Pewne jest jedno- aby dziecko chętnie sięgało po książki, ważne jest aby miało dostęp do takich tytułów, które je zainteresują. Nawet jeśli nam książka wydaje się mało wartościowa, to jednak jeśli skłania do czytania powinniśmy się cieszyć. Choć oczywiście idealnie jest kiedy książka jest ciekawa, ale jednocześnie ma jakiś walor edukacyjny, czy wychowawczy. Jeśli jest to dla Was ważne koniecznie zaproponujcie dzieciom dwa tytuły z wydawnictwa Wilga- książkę "To twój dom, Tosiu" oraz "Pan Pies i panika królika". Są to tytuły przeznaczone dla dzieci w wieku 8-12 lat, takich, które czytają już w miarę dobrze. Książki mają sporo tekstu na stronie, ale napisane są lekkim językiem i dużą czcionką, która bardzo ułatwia czytanie.
Bohaterami książki "To twój dom, Tosiu" są bliźnięta Gabrysia i Jacek.

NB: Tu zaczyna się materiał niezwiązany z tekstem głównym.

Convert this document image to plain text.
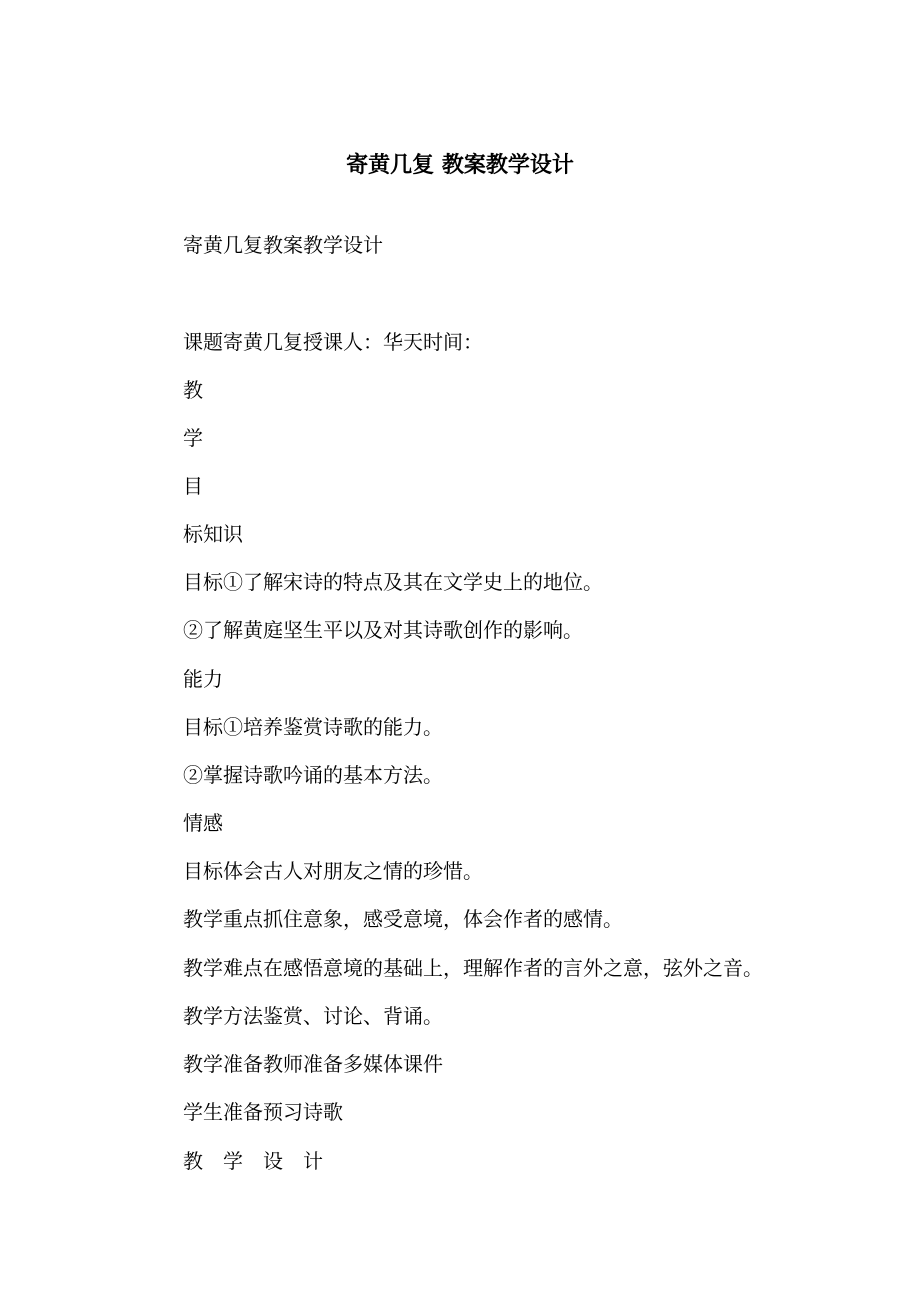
寄黄几复 教案教学设计

寄黄几复教案教学设计

课题寄黄几复授课人：华天时间：

教

学

目

标知识

目标①了解宋诗的特点及其在文学史上的地位。

②了解黄庭坚生平以及对其诗歌创作的影响。

能力

目标①培养鉴赏诗歌的能力。

②掌握诗歌吟诵的基本方法。

情感

目标体会古人对朋友之情的珍惜。

教学重点抓住意象，感受意境，体会作者的感情。

教学难点在感悟意境的基础上，理解作者的言外之意，弦外之音。

教学方法鉴赏、讨论、背诵。

教学准备教师准备多媒体课件

学生准备预习诗歌

教学设计
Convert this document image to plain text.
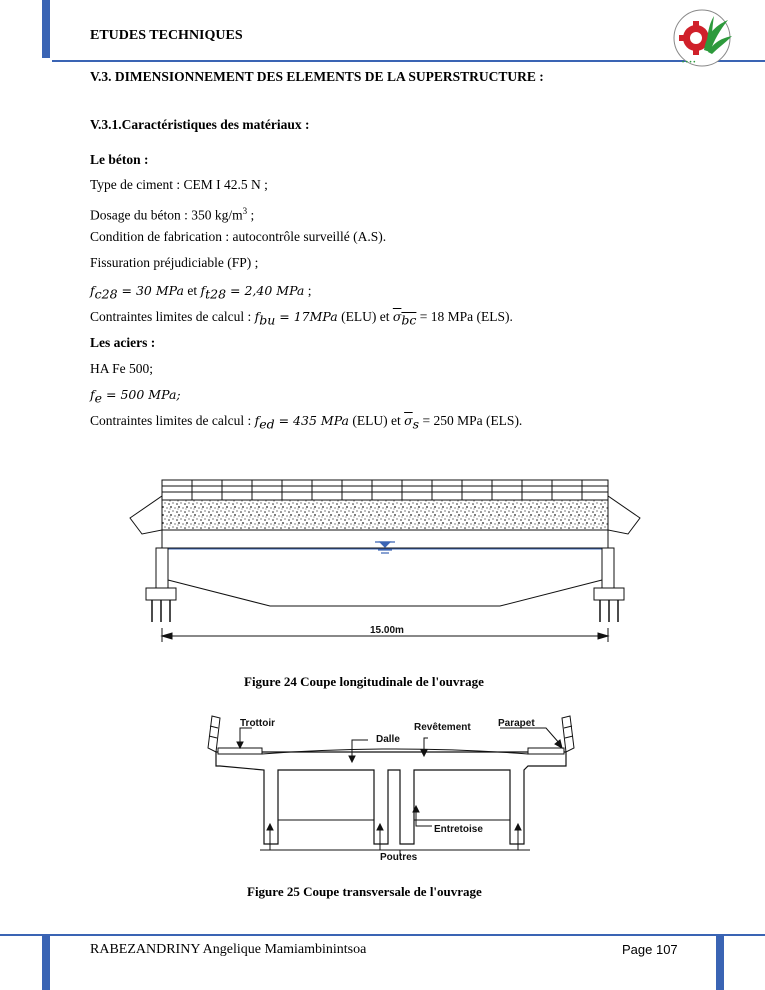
ETUDES TECHNIQUES
• • • •
V.3. DIMENSIONNEMENT DES ELEMENTS DE LA SUPERSTRUCTURE :
V.3.1.Caractéristiques des matériaux :
Le béton :
Type de ciment : CEM I 42.5 N ;
Dosage du béton : 350 $kg/m^3$ ;
Condition de fabrication : autocontrôle surveillé (A.S).
Fissuration préjudiciable (FP) ;
$f_{c28} = 30$ MPa et $f_{t28} = 2,40$ MPa ;
Contraintes limites de calcul : $f_{bu} = 17MPa$ (ELU) et $\overline{\sigma}_{\overline{bc}} = 18$ MPa (ELS).
Les aciers :
HA Fe 500;
$f_e = 500$ MPa;
Contraintes limites de calcul : $f_{ed} = 435$ MPa (ELU) et $\overline{\sigma}_s = 250$ MPa (ELS).
15.00m
Figure 24 Coupe longitudinale de l'ouvrage
Trottoir	Revêtement	Parapet
Dalle
Entretoise
Poutres
Figure 25 Coupe transversale de l'ouvrage
RABEZANDRINY Angelique Mamiambinintsoa	Page 107
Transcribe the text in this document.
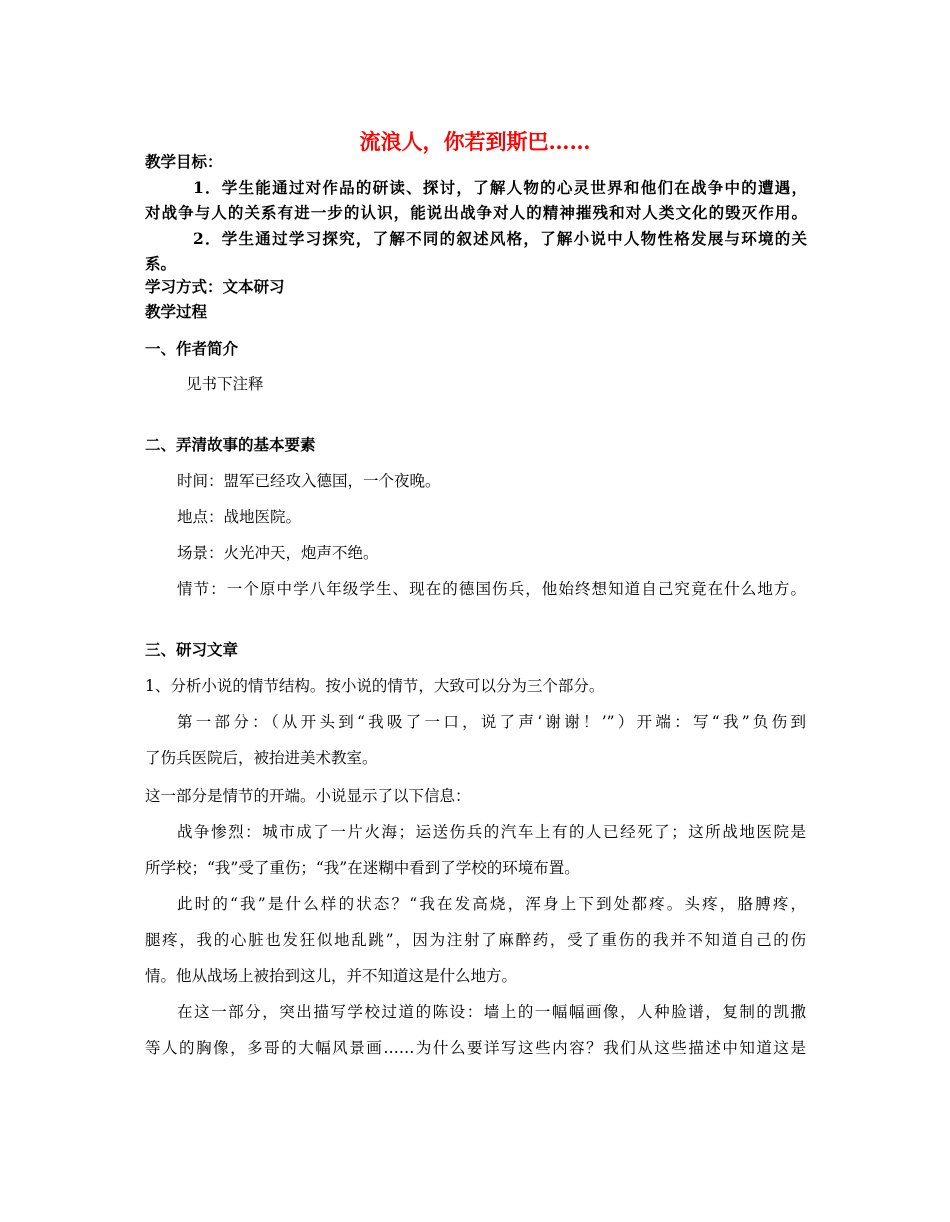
流浪人，你若到斯巴……
教学目标：
1．学生能通过对作品的研读、探讨，了解人物的心灵世界和他们在战争中的遭遇，
对战争与人的关系有进一步的认识，能说出战争对人的精神摧残和对人类文化的毁灭作用。
2．学生通过学习探究，了解不同的叙述风格，了解小说中人物性格发展与环境的关
系。
学习方式：文本研习
教学过程
一、作者简介
见书下注释
二、弄清故事的基本要素
时间：盟军已经攻入德国，一个夜晚。
地点：战地医院。
场景：火光冲天，炮声不绝。
情节：一个原中学八年级学生、现在的德国伤兵，他始终想知道自己究竟在什么地方。
三、研习文章
1、分析小说的情节结构。按小说的情节，大致可以分为三个部分。
第一部分：（从开头到“我吸了一口，说了声‘谢谢！’”）开端：写“我”负伤到
了伤兵医院后，被抬进美术教室。
这一部分是情节的开端。小说显示了以下信息：
战争惨烈：城市成了一片火海；运送伤兵的汽车上有的人已经死了；这所战地医院是
所学校；“我”受了重伤；“我”在迷糊中看到了学校的环境布置。
此时的“我”是什么样的状态？“我在发高烧，浑身上下到处都疼。头疼，胳膊疼，
腿疼，我的心脏也发狂似地乱跳”，因为注射了麻醉药，受了重伤的我并不知道自己的伤
情。他从战场上被抬到这儿，并不知道这是什么地方。
在这一部分，突出描写学校过道的陈设：墙上的一幅幅画像，人种脸谱，复制的凯撒
等人的胸像，多哥的大幅风景画……为什么要详写这些内容？我们从这些描述中知道这是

Mama dzieci prowadzi firmę zajmującą się pomaganiem zwierzętom. W jej ramach działa m.in hotel dla zwierząt, a także organizacja, która pomaga znaleźć dom niechcianym zwierzakom. Gabrysia i Jacek bardzo chętnie pomagają mamie i angażują się w pracę ze zwierzętami. Pewnego dnia, w jednym ogrodzie dostrzegają małego szczeniaczka. Okazuje się, że właścicielka Tosi postanowiła trzymać ją na dworze, bo nie radzi sobie z opięka nad niesfornym maluchem. Kobieta wyznaje bliźniakom, że najchętniej pozbylaby się Tosi. Rezolutne dzieciaki postanawiają więc wziąć sprawy w swoje ręce i zaopiekować się szczeniakiem, a następnie znaleźć mu nowych właścicieli. I choć Tosia jest dość niesforna i uwielbia psocić dzięki pomocy Gabrysi i Jacka odnajduje swoją nową rodzinę.
Ta opowieść to bardzo ciepła historia o tym, że zwierzęta są cudowne i zasługują na dobry dom. Bardzo podoba mi się w jaki sposób została pokazana tutaj opieka nad szczeniakiem- to doskonały sposób, aby pokazać dzieciom, że pies to nie tylko wielka frajda, ale przede wszystkim ogrom pracy i obowiązków. Tą książkę powinno przeczytać każde dziecko, które marzy o swoim piesku;)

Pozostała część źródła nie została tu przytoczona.